Nunziato, along with Bernie Kosar Sr., a 1959 graduate of the YSU Rayen School of Engineering at YSU and a veteran of 15 years in the Army reserves, and former Ohio State Sen. Harry Meshel, a veteran of World War II, spearheaded the initiative to raise the funds and construct the Center, designed to expand and enhance services for military veterans and active military making the transition to student life at YSU.

The Center is being paid for entirely by private donations. So far, $1.02 million has been raised toward a $1.3 million goal. In all, nearly 200 donors have contributed, with the largest contribution of $200,000 from the James and Coralie Centofanti Charitable Foundation. Nunziato said fundraising would continue, with plans to endow a scholarship to assist veterans.

“I’m happy to have been a part of this extraordinary fundraising effort,” said Meshel, who is also a member of the YSU Board of Trustees. “This building could never have been constructed without the support of some very selfless contributors from our community.

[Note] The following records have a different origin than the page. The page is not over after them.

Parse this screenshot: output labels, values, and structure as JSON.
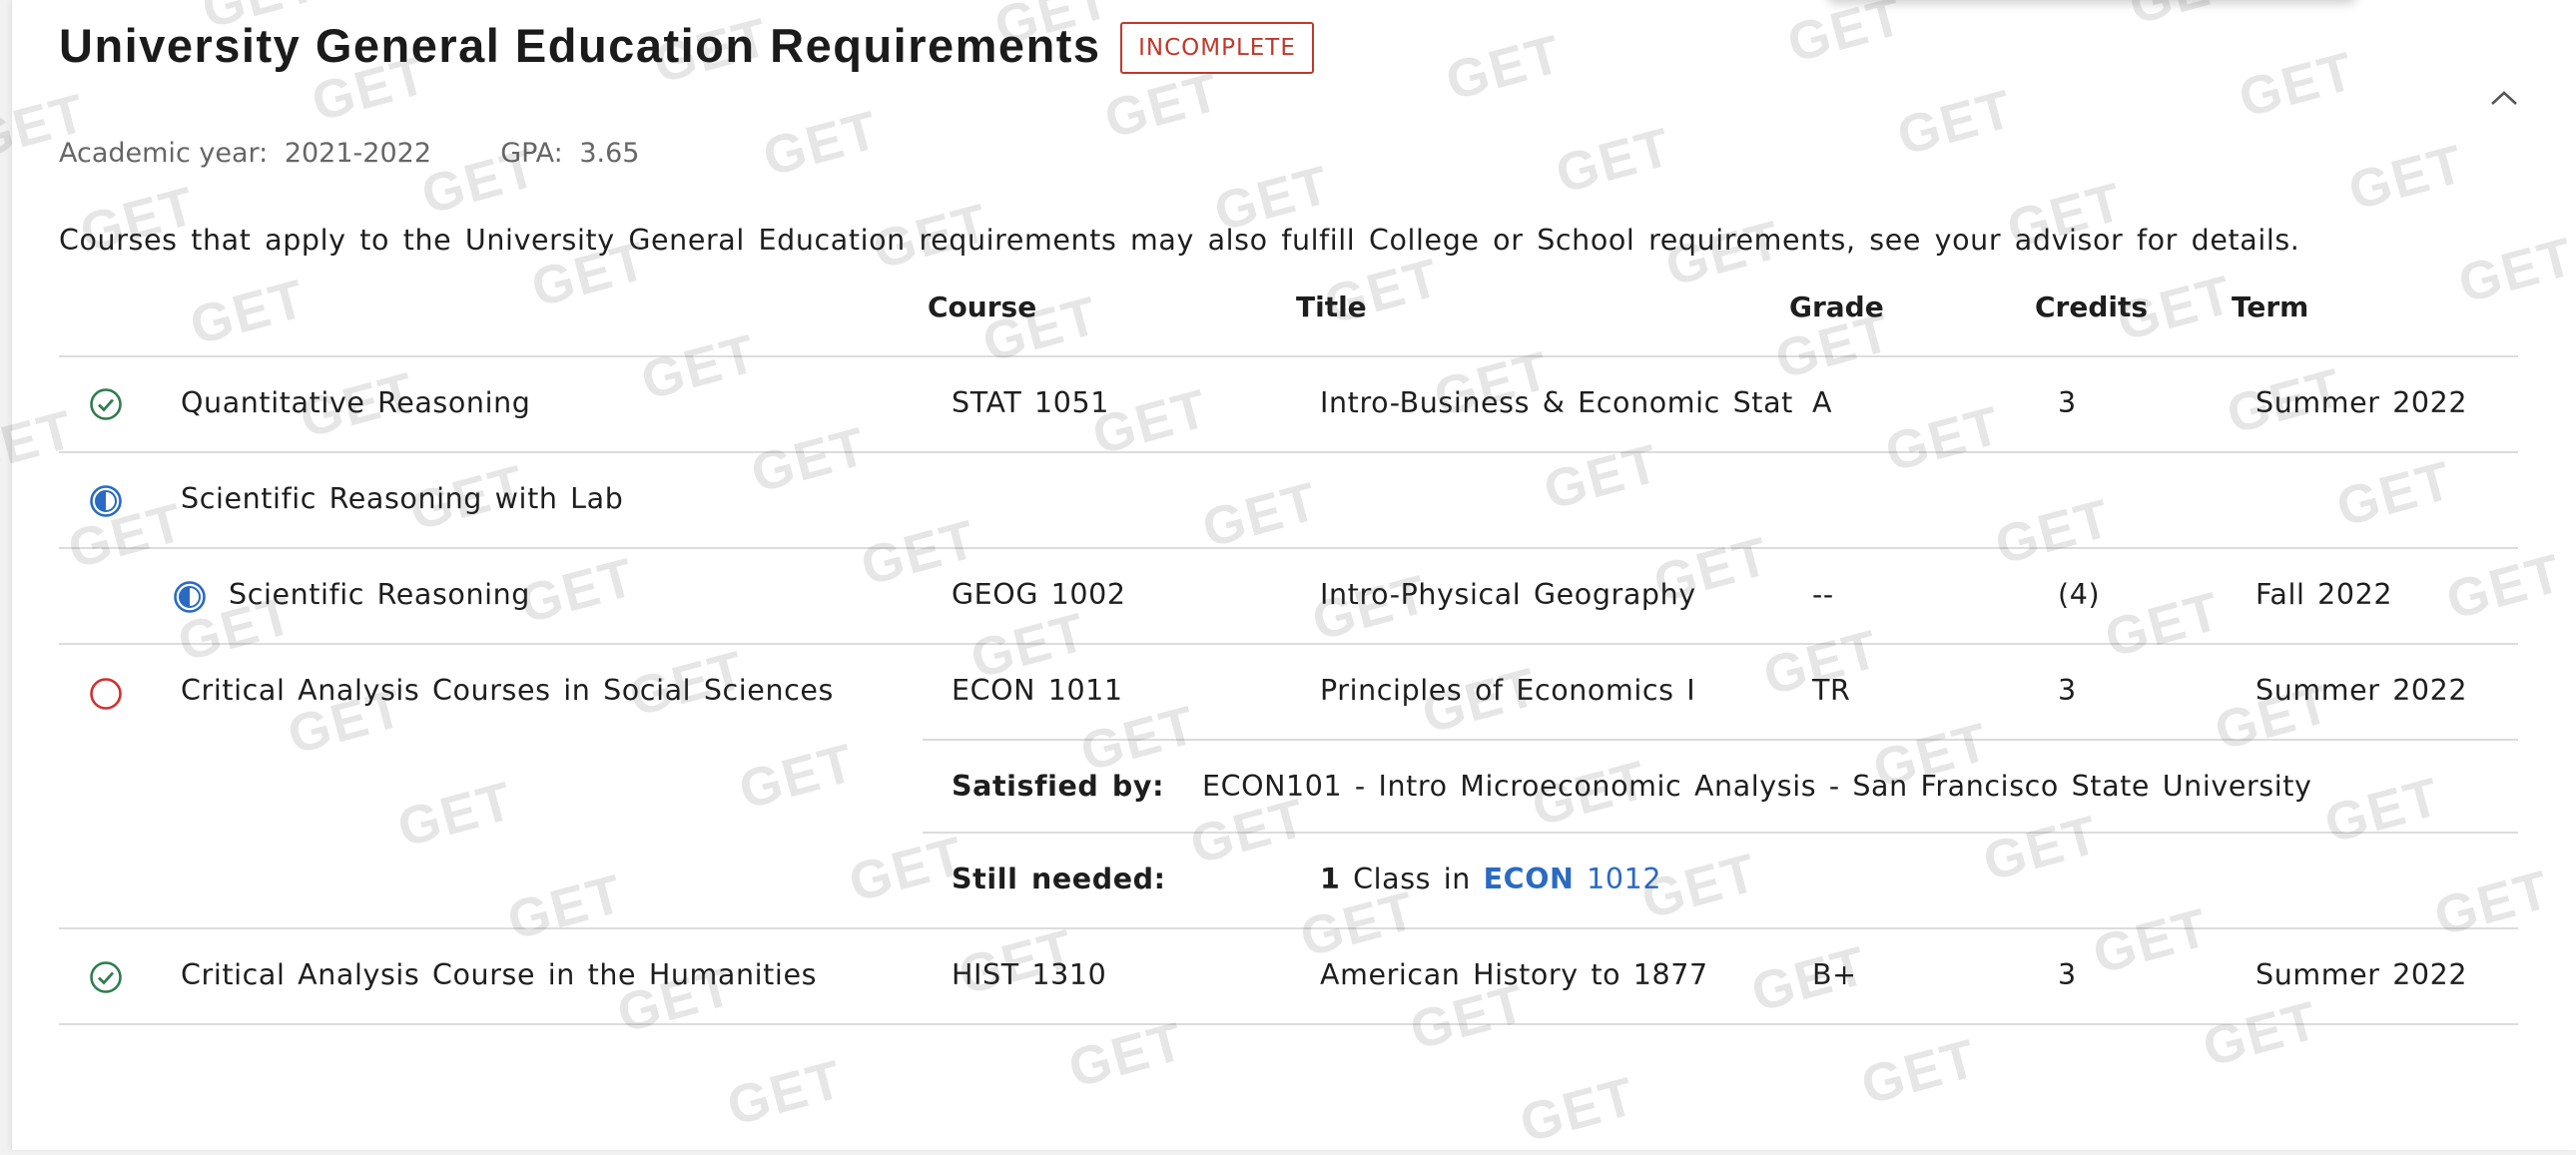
{
  "header": {
    "title": "University General Education Requirements",
    "status_badge": "INCOMPLETE"
  },
  "meta": {
    "academic_year_label": "Academic year:",
    "academic_year_value": "2021-2022",
    "gpa_label": "GPA:",
    "gpa_value": "3.65"
  },
  "description": "Courses that apply to the University General Education requirements may also fulfill College or School requirements, see your advisor for details.",
  "table": {
    "columns": {
      "course": "Course",
      "title": "Title",
      "grade": "Grade",
      "credits": "Credits",
      "term": "Term"
    },
    "rows": [
      {
        "status": "complete",
        "requirement": "Quantitative Reasoning",
        "course": "STAT 1051",
        "title": "Intro-Business & Economic Stat",
        "grade": "A",
        "credits": "3",
        "term": "Summer 2022"
      },
      {
        "status": "in-progress",
        "requirement": "Scientific Reasoning with Lab",
        "course": "",
        "title": "",
        "grade": "",
        "credits": "",
        "term": ""
      },
      {
        "status": "in-progress",
        "requirement": "Scientific Reasoning",
        "course": "GEOG 1002",
        "title": "Intro-Physical Geography",
        "grade": "--",
        "credits": "(4)",
        "term": "Fall 2022"
      },
      {
        "status": "not-started",
        "requirement": "Critical Analysis Courses in Social Sciences",
        "course": "ECON 1011",
        "title": "Principles of Economics I",
        "grade": "TR",
        "credits": "3",
        "term": "Summer 2022",
        "satisfied_by_label": "Satisfied by:",
        "satisfied_by_value": "ECON101 - Intro Microeconomic Analysis - San Francisco State University",
        "still_needed_label": "Still needed:",
        "still_needed_count": "1",
        "still_needed_text": "Class in",
        "still_needed_subject": "ECON",
        "still_needed_number": "1012"
      },
      {
        "status": "complete",
        "requirement": "Critical Analysis Course in the Humanities",
        "course": "HIST 1310",
        "title": "American History to 1877",
        "grade": "B+",
        "credits": "3",
        "term": "Summer 2022"
      }
    ]
  },
  "watermark_text": "GET",
  "colors": {
    "complete": "#2e7d4f",
    "in_progress": "#2a6ac3",
    "not_started": "#d32f2f",
    "badge": "#c0392b",
    "link": "#2a6ac3"
  },
  "icons": {
    "complete": "check-circle-icon",
    "in_progress": "half-circle-icon",
    "not_started": "empty-circle-icon",
    "collapse": "chevron-up-icon"
  }
}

The Board of Trustees views this as YSU’s educational monument to veterans.”

Kosar added, “The cause is noble, and no one has said ‘no’ to us.”

The two-story, 6,000-square foot building on Wick Avenue between the Pollock House and Melnick Hall will house the YSU Office of Veterans Affairs and includes a computer lab, community room/study lounge, a recreational lounge equipped with a 55-inch flat screen TV and gaming systems and kitchenette.

“We’ve always valued the service of our student veterans and had policies to help smooth their transition to YSU, but now we also have a building solely dedicated to their use and success,” said Rick Williams, coordinator of the Office of Veterans Affairs. “That’s a feature I can highlight as I make my rounds, speaking to various veterans groups and military organizations. We want this region to understand that YSU is committed to its veteran student population and their academic success.”